Liese S. - Aug 12, 2010 11:38:00 am PDT #28464 of 30000
"Faded like the lilac, he thought."

Of course, I don't think I've seen your DH, so it probably wouldn't happen to you, but don't think it couldn't happen!

Hee. Well, I suppose blue eyes could happen. But his hair is dark like mine, and his skin color is actually close to mine as well. Which is one of the things that makes me roll my eyes when people discriminate according to skin tone. Get it right, people!


Nora Deirdre - Aug 12, 2010 11:39:36 am PDT #28465 of 30000
I’m responsible for my own happiness?
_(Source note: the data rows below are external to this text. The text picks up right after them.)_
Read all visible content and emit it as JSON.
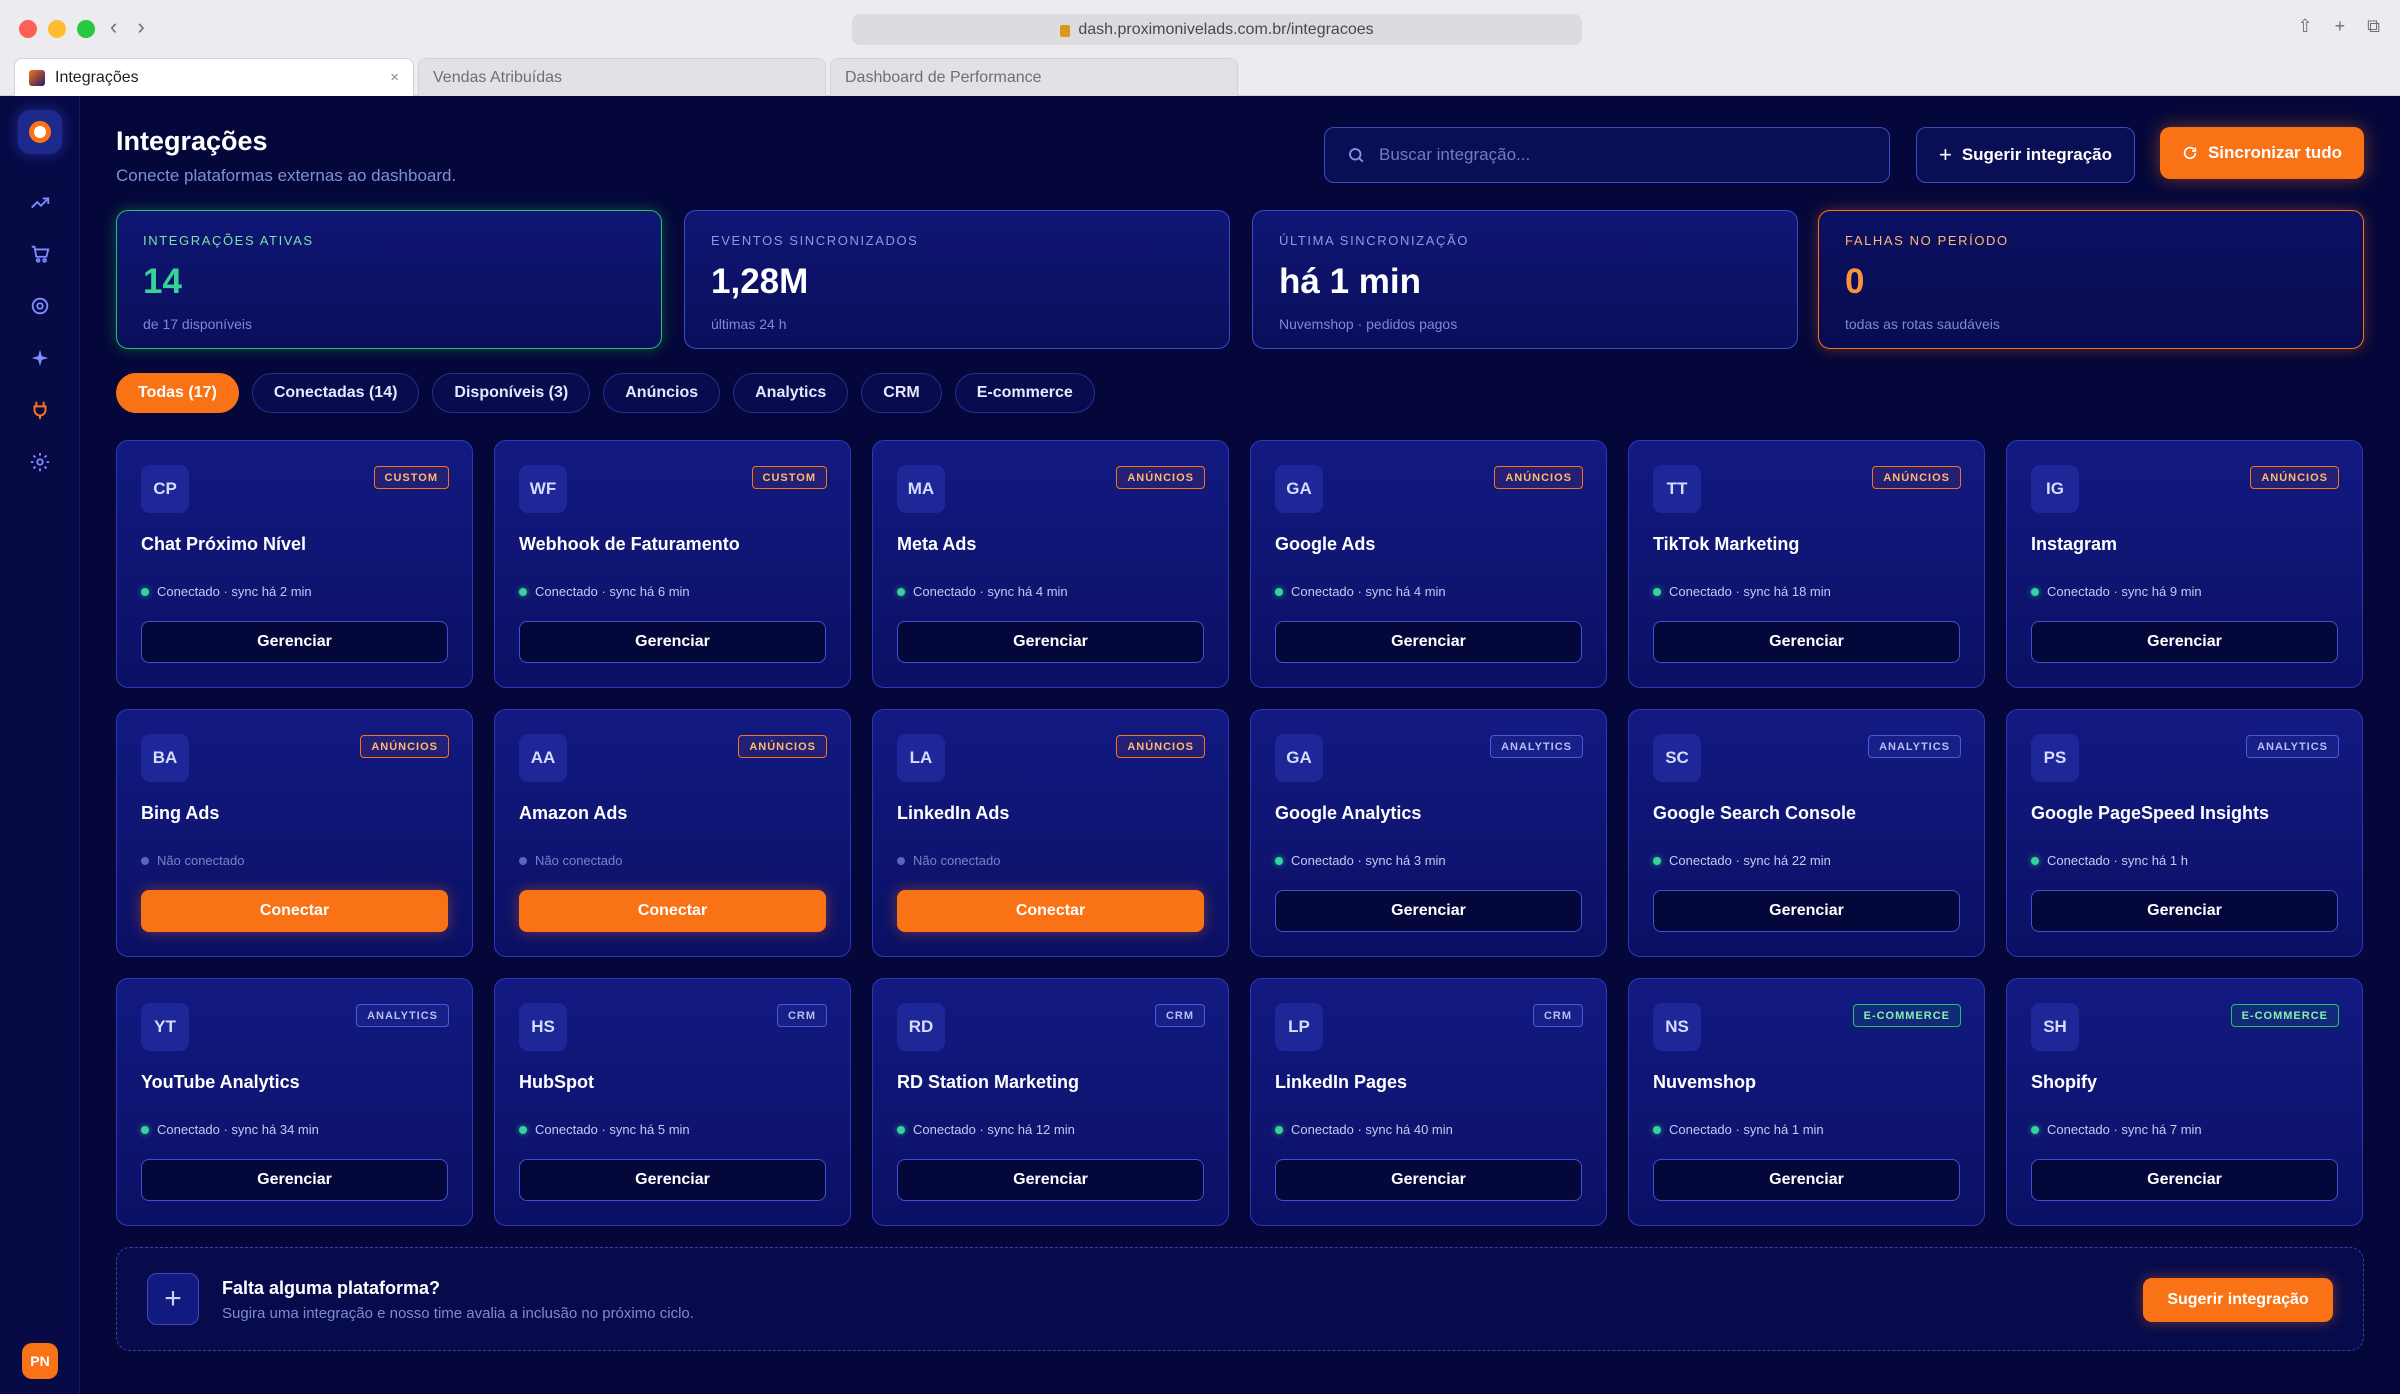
{
  "browser": {
    "url": "dash.proximonivelads.com.br/integracoes",
    "tabs": [
      {
        "label": "Integrações",
        "active": true
      },
      {
        "label": "Vendas Atribuídas",
        "active": false
      },
      {
        "label": "Dashboard de Performance",
        "active": false
      }
    ]
  },
  "sidebar": {
    "items": [
      {
        "icon": "trending-up-icon"
      },
      {
        "icon": "cart-icon"
      },
      {
        "icon": "target-icon"
      },
      {
        "icon": "sparkle-icon"
      },
      {
        "icon": "plug-icon",
        "active": true
      },
      {
        "icon": "gear-icon"
      }
    ],
    "avatar": "PN"
  },
  "header": {
    "title": "Integrações",
    "subtitle": "Conecte plataformas externas ao dashboard.",
    "search_placeholder": "Buscar integração...",
    "suggest_label": "Sugerir integração",
    "sync_label": "Sincronizar tudo"
  },
  "stats": [
    {
      "label": "INTEGRAÇÕES ATIVAS",
      "value": "14",
      "sub": "de 17 disponíveis",
      "accent": "#22c55e"
    },
    {
      "label": "EVENTOS SINCRONIZADOS",
      "value": "1,28M",
      "sub": "últimas 24 h"
    },
    {
      "label": "ÚLTIMA SINCRONIZAÇÃO",
      "value": "há 1 min",
      "sub": "Nuvemshop · pedidos pagos"
    },
    {
      "label": "FALHAS NO PERÍODO",
      "value": "0",
      "sub": "todas as rotas saudáveis",
      "accent": "#f97316"
    }
  ],
  "filters": [
    {
      "label": "Todas (17)",
      "active": true
    },
    {
      "label": "Conectadas (14)"
    },
    {
      "label": "Disponíveis (3)"
    },
    {
      "label": "Anúncios"
    },
    {
      "label": "Analytics"
    },
    {
      "label": "CRM"
    },
    {
      "label": "E-commerce"
    }
  ],
  "integrations": [
    {
      "initials": "CP",
      "badge": "CUSTOM",
      "kind": "custom",
      "name": "Chat Próximo Nível",
      "status": "Conectado · sync há 2 min",
      "connected": true,
      "action": "Gerenciar"
    },
    {
      "initials": "WF",
      "badge": "CUSTOM",
      "kind": "custom",
      "name": "Webhook de Faturamento",
      "status": "Conectado · sync há 6 min",
      "connected": true,
      "action": "Gerenciar"
    },
    {
      "initials": "MA",
      "badge": "ANÚNCIOS",
      "kind": "ads",
      "name": "Meta Ads",
      "status": "Conectado · sync há 4 min",
      "connected": true,
      "action": "Gerenciar"
    },
    {
      "initials": "GA",
      "badge": "ANÚNCIOS",
      "kind": "ads",
      "name": "Google Ads",
      "status": "Conectado · sync há 4 min",
      "connected": true,
      "action": "Gerenciar"
    },
    {
      "initials": "TT",
      "badge": "ANÚNCIOS",
      "kind": "ads",
      "name": "TikTok Marketing",
      "status": "Conectado · sync há 18 min",
      "connected": true,
      "action": "Gerenciar"
    },
    {
      "initials": "IG",
      "badge": "ANÚNCIOS",
      "kind": "ads",
      "name": "Instagram",
      "status": "Conectado · sync há 9 min",
      "connected": true,
      "action": "Gerenciar"
    },
    {
      "initials": "BA",
      "badge": "ANÚNCIOS",
      "kind": "ads",
      "name": "Bing Ads",
      "status": "Não conectado",
      "connected": false,
      "action": "Conectar"
    },
    {
      "initials": "AA",
      "badge": "ANÚNCIOS",
      "kind": "ads",
      "name": "Amazon Ads",
      "status": "Não conectado",
      "connected": false,
      "action": "Conectar"
    },
    {
      "initials": "LA",
      "badge": "ANÚNCIOS",
      "kind": "ads",
      "name": "LinkedIn Ads",
      "status": "Não conectado",
      "connected": false,
      "action": "Conectar"
    },
    {
      "initials": "GA",
      "badge": "ANALYTICS",
      "kind": "analytics",
      "name": "Google Analytics",
      "status": "Conectado · sync há 3 min",
      "connected": true,
      "action": "Gerenciar"
    },
    {
      "initials": "SC",
      "badge": "ANALYTICS",
      "kind": "analytics",
      "name": "Google Search Console",
      "status": "Conectado · sync há 22 min",
      "connected": true,
      "action": "Gerenciar"
    },
    {
      "initials": "PS",
      "badge": "ANALYTICS",
      "kind": "analytics",
      "name": "Google PageSpeed Insights",
      "status": "Conectado · sync há 1 h",
      "connected": true,
      "action": "Gerenciar"
    },
    {
      "initials": "YT",
      "badge": "ANALYTICS",
      "kind": "analytics",
      "name": "YouTube Analytics",
      "status": "Conectado · sync há 34 min",
      "connected": true,
      "action": "Gerenciar"
    },
    {
      "initials": "HS",
      "badge": "CRM",
      "kind": "crm",
      "name": "HubSpot",
      "status": "Conectado · sync há 5 min",
      "connected": true,
      "action": "Gerenciar"
    },
    {
      "initials": "RD",
      "badge": "CRM",
      "kind": "crm",
      "name": "RD Station Marketing",
      "status": "Conectado · sync há 12 min",
      "connected": true,
      "action": "Gerenciar"
    },
    {
      "initials": "LP",
      "badge": "CRM",
      "kind": "crm",
      "name": "LinkedIn Pages",
      "status": "Conectado · sync há 40 min",
      "connected": true,
      "action": "Gerenciar"
    },
    {
      "initials": "NS",
      "badge": "E-COMMERCE",
      "kind": "ecommerce",
      "name": "Nuvemshop",
      "status": "Conectado · sync há 1 min",
      "connected": true,
      "action": "Gerenciar"
    },
    {
      "initials": "SH",
      "badge": "E-COMMERCE",
      "kind": "ecommerce",
      "name": "Shopify",
      "status": "Conectado · sync há 7 min",
      "connected": true,
      "action": "Gerenciar"
    }
  ],
  "suggest_banner": {
    "title": "Falta alguma plataforma?",
    "text": "Sugira uma integração e nosso time avalia a inclusão no próximo ciclo.",
    "button": "Sugerir integração"
  },
  "colors": {
    "background": "#05073a",
    "accent": "#f97316",
    "success": "#22c55e",
    "card_border": "#2c38b8"
  }
}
I can’t even be responsible for my own breakfast! (Bojack Horseman)

After about a year we found out that she was pregnant with identical twin boys, which is pretty cute because we both do research with twins and we met at a twin research conference ten years ago.

Ahahahaha! Rick, congratulations, and it's good to see you!

Man, I am wiped out. First day on new job. Have this place pwned.


Calli - Aug 12, 2010 11:40:15 am PDT #28466 of 30000
I must obey the inscrutable exhortations of my soul—Calvin and Hobbs

Plus children generally don't fetch or bat at objects you dangle in front of them.

Depends on the kid and the object, I guess. Dangle a Supernatural S5 dvd set in front of me, and I might bat at it myself.